C’est un débat qui court depuis plusieurs années. Faut-il dépister systématiquement l’infection à cytomégalovirus (CMV) chez les femmes enceintes ? La Haute Autorité de santé (HAS) répond oui, pour toutes les femmes dont le statut sérologique est inconnu ou négatif, et en prévoyant une réévaluation de la recommandation au bout de trois ans, à la lumière des données qui auront été collectées. Une position à rebours de celle du Haut Conseil de la santé publique, qui s’est prononcé contre la mise en œuvre d’un dépistage systématique en 2018 puis en 2023, faute d’éléments suffisants pour en démontrer le bénéfice, avait estimé l’instance.
L’infection à CMV, en cas de contact direct avec des liquides biologiques contaminés (salive, sécrétions respiratoires ou cervicovaginales, urines, larmes, sperme et lait maternel) est bénigne dans la majorité des cas (90 %), tant pour la femme que le fœtus. En France, 46 % des femmes de 15 à 49 ans ont déjà été en contact avec le CMV, voire 90 % en outre-mer. Cependant, si elle est contractée pendant la grossesse, notamment au début, cette infection peut provoquer chez le bébé à naître des séquelles lourdes, telles que des troubles auditifs (unilatéraux ou bilatéraux) et neurologiques (troubles vestibulaires, retard global du développement, formes de paralysie).
Un test de détection et un traitement disponible
Jusqu’à présent, les recommandations françaises ne préconisaient pas de dépistage systématique du CMV pendant la grossesse. Dans les faits, il est réalisé chez environ un tiers des femmes enceintes, et ce de manière hétérogène, ce qui induit des inégalités de prise en charge selon les territoires.

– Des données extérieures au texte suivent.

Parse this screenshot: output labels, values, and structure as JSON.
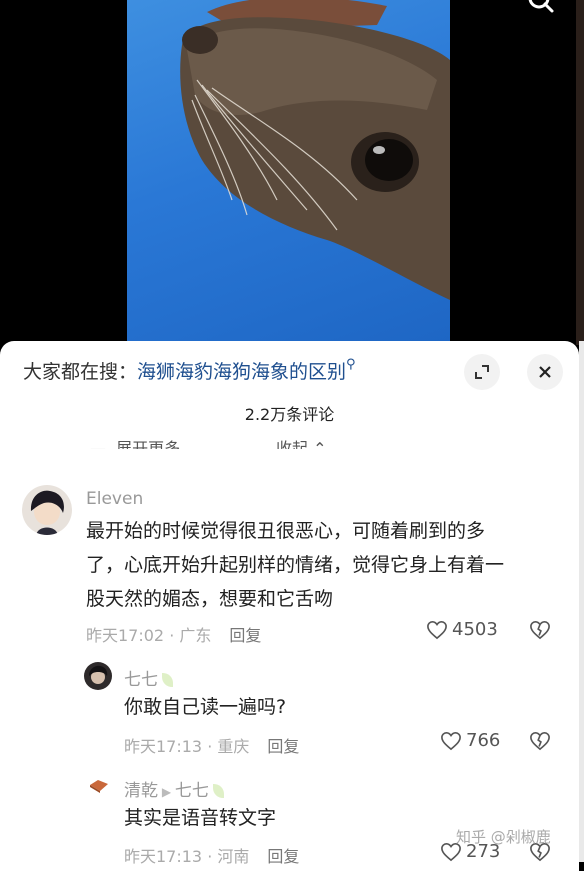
{
  "search_bar": {
    "prefix": "大家都在搜：",
    "keyword": "海狮海豹海狗海象的区别",
    "search_glyph": "⚲"
  },
  "comments_header": {
    "count": "2.2万条评论",
    "expand_label": "展开更多",
    "collapse_label": "收起"
  },
  "comments": [
    {
      "user": "Eleven",
      "text_lines": [
        "最开始的时候觉得很丑很恶心，可随着刷到的多",
        "了，心底开始升起别样的情绪，觉得它身上有着一",
        "股天然的媚态，想要和它舌吻"
      ],
      "time": "昨天17:02",
      "location": "广东",
      "reply_label": "回复",
      "likes": "4503"
    }
  ],
  "replies": [
    {
      "user": "七七",
      "text": "你敢自己读一遍吗?",
      "time": "昨天17:13",
      "location": "重庆",
      "reply_label": "回复",
      "likes": "766"
    },
    {
      "user": "清乾",
      "reply_to": "七七",
      "text": "其实是语音转文字",
      "time": "昨天17:13",
      "location": "河南",
      "reply_label": "回复",
      "likes": "273"
    }
  ],
  "watermark": "知乎 @剁椒鹿",
  "colors": {
    "keyword": "#1f4f8f",
    "meta": "#aaaaaa",
    "video_bg": "#2a78d6"
  }
}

Saisie par le ministère de la Santé, la HAS a pris en compte le fardeau que représente l’infection par le CMV au cours de la grossesse, les inégalités de dépistage et l’existence d’un test de détection et d’un traitement pouvant limiter la transmission au fœtus. Pour rappel, grâce à une prise de sang visant à rechercher les anticorps (IgG et IgM) et des tests d’avidité, il est possible d’évaluer le statut immunitaire d’une femme et de distinguer une primo-infection récente (cas dans lequel le risque de transmission du CMV au fœtus est le plus élevé) d’une infection ancienne. Dans le premier cas, le valaciclovir, seul traitement médicamenteux actuellement disponible, peut être proposé pour limiter la transmission au fœtus en cas de séropositivité maternelle. Si les données disponibles ne montrent aucun signal de tératogénicité, des incertitudes persistent quant à l’ampleur de son efficacité sur la réduction du risque de séquelles.
Dans ce nouvel avis, la HAS recommande de mettre en place un dépistage systématique de toutes les femmes enceintes dont le statut sérologique est inconnu ou négatif. Gage accordé au HCSP : cette mesure devra faire l’objet d’une réévaluation au terme de trois années de mise en œuvre, afin d’en apprécier la pertinence et d’envisager éventuellement sa reconduction. La HAS suggère notamment d’approfondir les connaissances sur la sécurité et l’efficacité du valaciclovir, la performance de la séquence de tests de détection du CMV, et plus largement, l’épidémiologie du CMV.
Un dépistage au premier trimestre de grossesse
Le dépistage devra être réalisé au premier trimestre de grossesse chez les femmes enceintes séronégatives ou de statut sérologique inconnu. La HAS préconise de ne recourir qu’à des tests d’avidité IgG avec des seuils minimaux de performance en matière de sensibilité et de spécificité de 95 % dans le cadre de la séquence actuellement utilisée (IgM, IgG, avidité IgG).
En cas de primo-infection récente, les patientes devront être sensibilisées au maintien d’une hydratation suffisante et à l’administration du traitement par valaciclovir en plusieurs doses réparties sur 24 heures afin d’éviter l’apparition de potentiels effets secondaires rénaux. L’administration concomitante de médicaments potentiellement néphrotoxiques devra être évitée. Et une surveillance obstétricale adaptée est recommandée à titre de sécurité.
Enfin la HAS souligne la nécessité d’accompagner le déploiement de ce dépistage systématique, de réorganiser les pratiques, de former les professionnels de santé, et d’harmoniser les protocoles pour le suivi des femmes enceintes à risque.